Su per l'erta erbosa onde giungevasi al poggio veniva il professore Sant'Angelo, seguito dal suo terranova, il quale, sentendo ridestarsi al menomo fruscìo di foglie il suo istinto di fido guardiano, gittavasi ogni momento a testa bassa tra i cespugli del sentiero.

Il professore avvicinavasi a passo spedito: in pochi minuti gli avrebbe raggiunti.

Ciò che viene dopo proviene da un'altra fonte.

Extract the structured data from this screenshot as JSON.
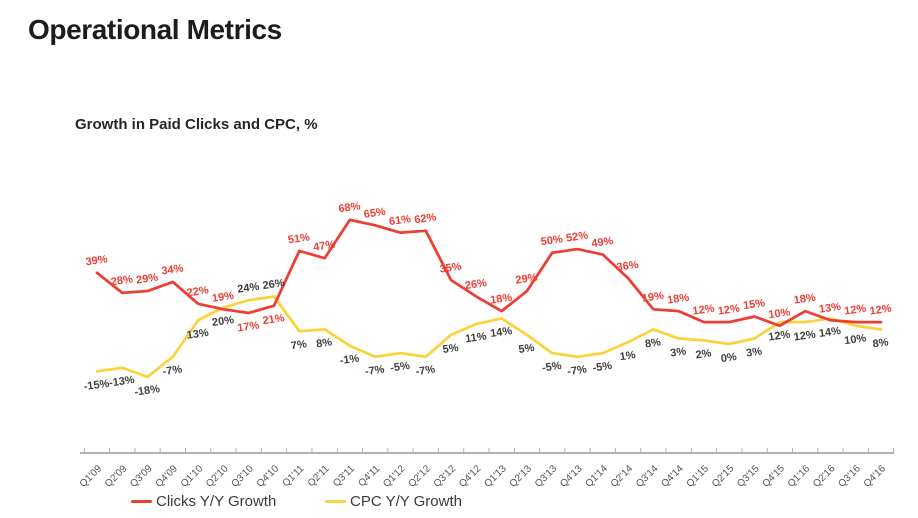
{
  "page": {
    "title": "Operational Metrics",
    "subtitle": "Growth in Paid Clicks and CPC, %"
  },
  "chart_data": {
    "type": "line",
    "title": "Growth in Paid Clicks and CPC, %",
    "unit": "%",
    "categories": [
      "Q1'09",
      "Q2'09",
      "Q3'09",
      "Q4'09",
      "Q1'10",
      "Q2'10",
      "Q3'10",
      "Q4'10",
      "Q1'11",
      "Q2'11",
      "Q3'11",
      "Q4'11",
      "Q1'12",
      "Q2'12",
      "Q3'12",
      "Q4'12",
      "Q1'13",
      "Q2'13",
      "Q3'13",
      "Q4'13",
      "Q1'14",
      "Q2'14",
      "Q3'14",
      "Q4'14",
      "Q1'15",
      "Q2'15",
      "Q3'15",
      "Q4'15",
      "Q1'16",
      "Q2'16",
      "Q3'16",
      "Q4'16"
    ],
    "series": [
      {
        "name": "CPC Y/Y Growth",
        "color": "#fcd23c",
        "label_color": "#3f3f3f",
        "values": [
          -15,
          -13,
          -18,
          -7,
          13,
          20,
          24,
          26,
          7,
          8,
          -1,
          -7,
          -5,
          -7,
          5,
          11,
          14,
          5,
          -5,
          -7,
          -5,
          1,
          8,
          3,
          2,
          0,
          3,
          12,
          12,
          14,
          10,
          8
        ],
        "label_side": [
          "down",
          "down",
          "down",
          "down",
          "down",
          "down",
          "up",
          "up",
          "down",
          "down",
          "down",
          "down",
          "down",
          "down",
          "down",
          "down",
          "down",
          "down",
          "down",
          "down",
          "down",
          "down",
          "down",
          "down",
          "down",
          "down",
          "down",
          "down",
          "down",
          "down",
          "down",
          "down"
        ]
      },
      {
        "name": "Clicks Y/Y Growth",
        "color": "#ee3d33",
        "label_color": "#ee3d33",
        "values": [
          39,
          28,
          29,
          34,
          22,
          19,
          17,
          21,
          51,
          47,
          68,
          65,
          61,
          62,
          35,
          26,
          18,
          29,
          50,
          52,
          49,
          36,
          19,
          18,
          12,
          12,
          15,
          10,
          18,
          13,
          12,
          12
        ],
        "label_side": [
          "up",
          "up",
          "up",
          "up",
          "up",
          "up",
          "down",
          "down",
          "up",
          "up",
          "up",
          "up",
          "up",
          "up",
          "up",
          "up",
          "up",
          "up",
          "up",
          "up",
          "up",
          "up",
          "up",
          "up",
          "up",
          "up",
          "up",
          "up",
          "up",
          "up",
          "up",
          "up"
        ]
      }
    ],
    "ylim": [
      -25,
      80
    ],
    "grid": false,
    "legend_position": "bottom",
    "axis_color": "#b0b0b0",
    "tick_label_color": "#555555"
  }
}
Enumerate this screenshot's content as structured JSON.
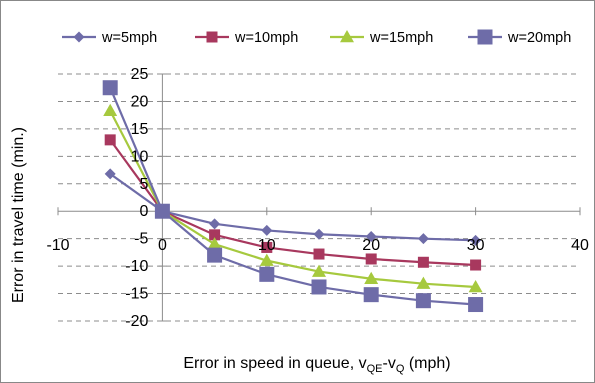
{
  "chart_data": {
    "type": "line",
    "title": "",
    "xlabel_parts": {
      "main": "Error in speed in queue, v",
      "sub1": "QE",
      "mid": "-v",
      "sub2": "Q",
      "tail": " (mph)"
    },
    "ylabel": "Error in travel time (min.)",
    "xlim": [
      -10,
      40
    ],
    "ylim": [
      -20,
      25
    ],
    "xticks": [
      -10,
      0,
      10,
      20,
      30,
      40
    ],
    "yticks": [
      -20,
      -15,
      -10,
      -5,
      0,
      5,
      10,
      15,
      20,
      25
    ],
    "grid": "horizontal dashed",
    "legend_position": "top",
    "series": [
      {
        "name": "w=5mph",
        "color": "#6E6CA8",
        "marker": "diamond",
        "points": [
          [
            -5,
            6.8
          ],
          [
            0,
            0
          ],
          [
            5,
            -2.3
          ],
          [
            10,
            -3.5
          ],
          [
            15,
            -4.2
          ],
          [
            20,
            -4.6
          ],
          [
            25,
            -5.0
          ],
          [
            30,
            -5.3
          ]
        ]
      },
      {
        "name": "w=10mph",
        "color": "#A8385E",
        "marker": "square",
        "points": [
          [
            -5,
            13.0
          ],
          [
            0,
            0
          ],
          [
            5,
            -4.3
          ],
          [
            10,
            -6.6
          ],
          [
            15,
            -7.8
          ],
          [
            20,
            -8.7
          ],
          [
            25,
            -9.3
          ],
          [
            30,
            -9.8
          ]
        ]
      },
      {
        "name": "w=15mph",
        "color": "#A6C93E",
        "marker": "triangle",
        "points": [
          [
            -5,
            18.3
          ],
          [
            0,
            0
          ],
          [
            5,
            -6.0
          ],
          [
            10,
            -9.0
          ],
          [
            15,
            -11.0
          ],
          [
            20,
            -12.3
          ],
          [
            25,
            -13.2
          ],
          [
            30,
            -13.8
          ]
        ]
      },
      {
        "name": "w=20mph",
        "color": "#6E6CA8",
        "marker": "bigsquare",
        "points": [
          [
            -5,
            22.5
          ],
          [
            0,
            0
          ],
          [
            5,
            -8.0
          ],
          [
            10,
            -11.5
          ],
          [
            15,
            -13.8
          ],
          [
            20,
            -15.2
          ],
          [
            25,
            -16.3
          ],
          [
            30,
            -17.0
          ]
        ]
      }
    ]
  }
}
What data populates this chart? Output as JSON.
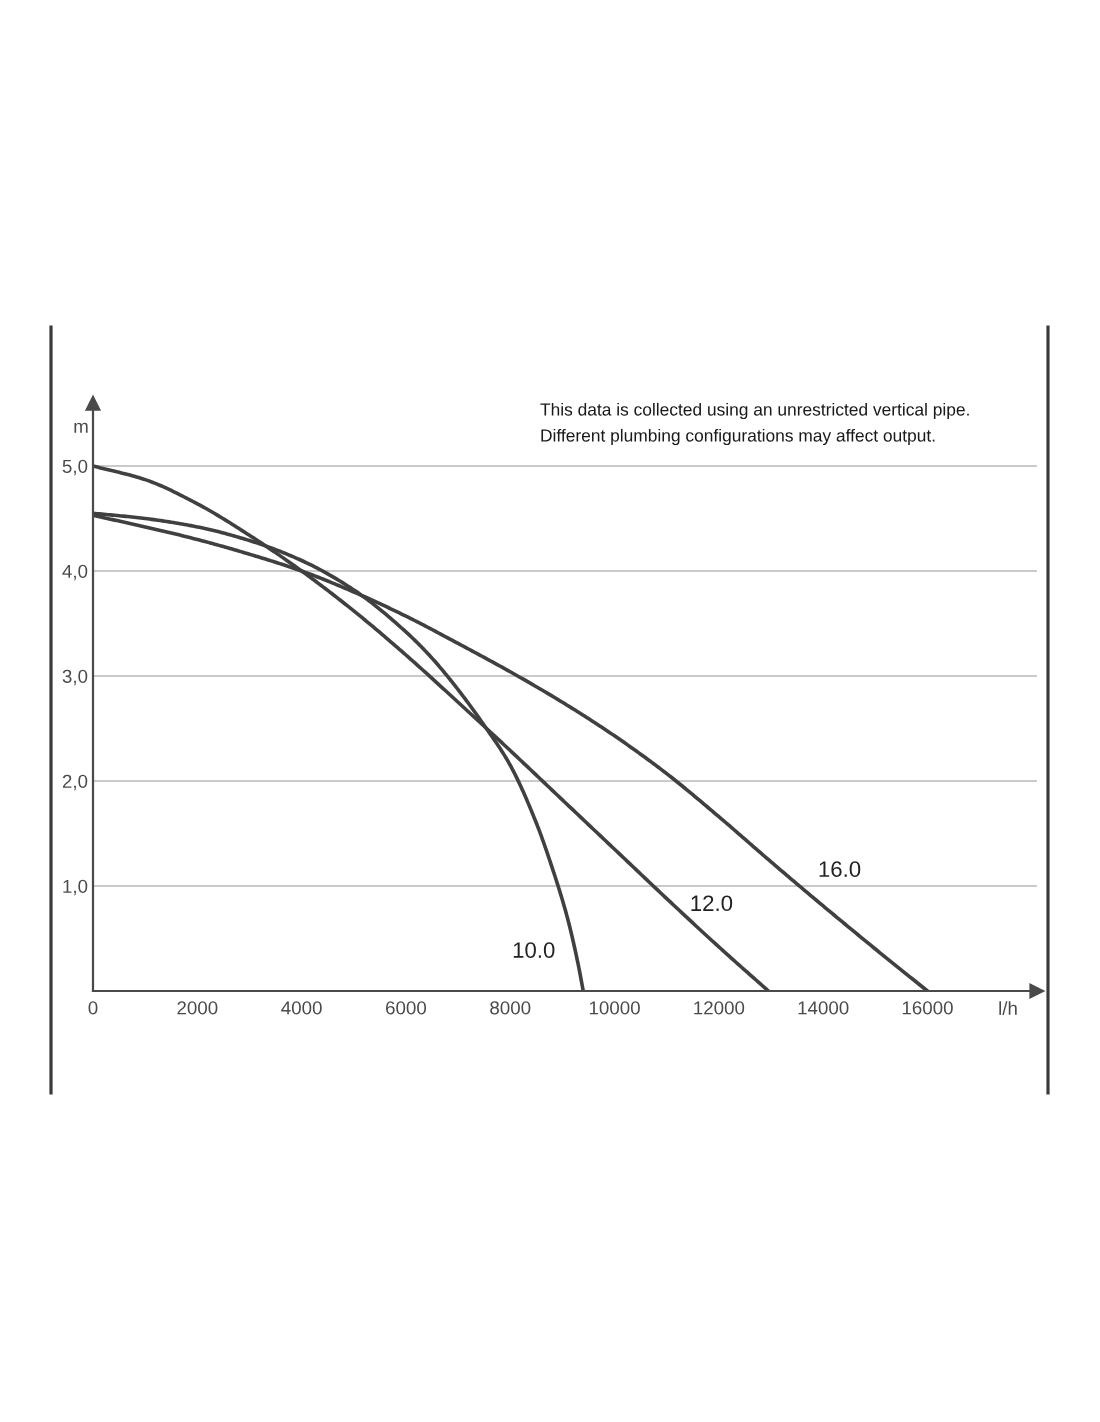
{
  "chart_data": {
    "type": "line",
    "xlabel": "l/h",
    "ylabel": "m",
    "annotations": [
      "This data is collected using an unrestricted vertical pipe.",
      "Different plumbing configurations may affect output."
    ],
    "series": [
      {
        "name": "10.0",
        "color": "#404040",
        "x": [
          0,
          1000,
          2000,
          3000,
          4000,
          5000,
          6000,
          6500,
          7000,
          7500,
          8000,
          8500,
          8800,
          9100,
          9300,
          9400
        ],
        "values": [
          4.55,
          4.5,
          4.42,
          4.29,
          4.1,
          3.82,
          3.42,
          3.17,
          2.87,
          2.53,
          2.15,
          1.6,
          1.18,
          0.69,
          0.26,
          0
        ]
      },
      {
        "name": "12.0",
        "color": "#404040",
        "x": [
          0,
          1000,
          2000,
          3000,
          4000,
          5000,
          6000,
          7000,
          8000,
          9000,
          10000,
          11000,
          12000,
          12950
        ],
        "values": [
          5.0,
          4.87,
          4.64,
          4.34,
          4.0,
          3.62,
          3.2,
          2.75,
          2.29,
          1.82,
          1.35,
          0.88,
          0.42,
          0
        ]
      },
      {
        "name": "16.0",
        "color": "#404040",
        "x": [
          0,
          1000,
          2000,
          3000,
          4000,
          5000,
          6000,
          7000,
          8000,
          9000,
          10000,
          11000,
          12000,
          13000,
          14000,
          15000,
          16000
        ],
        "values": [
          4.53,
          4.42,
          4.3,
          4.16,
          4.0,
          3.8,
          3.57,
          3.31,
          3.04,
          2.75,
          2.43,
          2.07,
          1.66,
          1.23,
          0.81,
          0.4,
          0
        ]
      }
    ],
    "xlim": [
      0,
      18100
    ],
    "ylim": [
      0,
      5.6
    ],
    "xticks": [
      0,
      2000,
      4000,
      6000,
      8000,
      10000,
      12000,
      14000,
      16000
    ],
    "yticks": [
      {
        "value": 1,
        "label": "1,0"
      },
      {
        "value": 2,
        "label": "2,0"
      },
      {
        "value": 3,
        "label": "3,0"
      },
      {
        "value": 4,
        "label": "4,0"
      },
      {
        "value": 5,
        "label": "5,0"
      }
    ],
    "grid": "y"
  }
}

Allora il conte si fece appresso a Loreta ed abbassando il capo verso di lei quasi a sfiorarle la spalla col suo viso:

--Dobbiamo parlarci ancora, Loreta. I mezzi non mi mancheranno. Però badate di non sfuggirmi. Sarebbe peggio per voi.... per tutti.

Ella non ebbe il tempo di rispondergli nulla. Il professore era già giunto a loro.

Con viva cordialità Mattia s'avanzò sorridendo e si fece una festa di quell'incontro. Al conte strinse la mano, poi si volse a Loreta:

--M'avvertirono in casa che eri qui, che il conte era venuto e ti aveva qui raggiunto.... A Collalto non trovai nessuno: il conte Nardin per oggi ha lasciato in pace gli uccelletti e se n'è andato a Udine non so per quali faccende. Ed ecco una combinazione fortunata, chè così ho il piacere di godermi anch'io la visita del signor conte....

Il professore disse tutto ciò con la consueta sua sincerità affettuosa.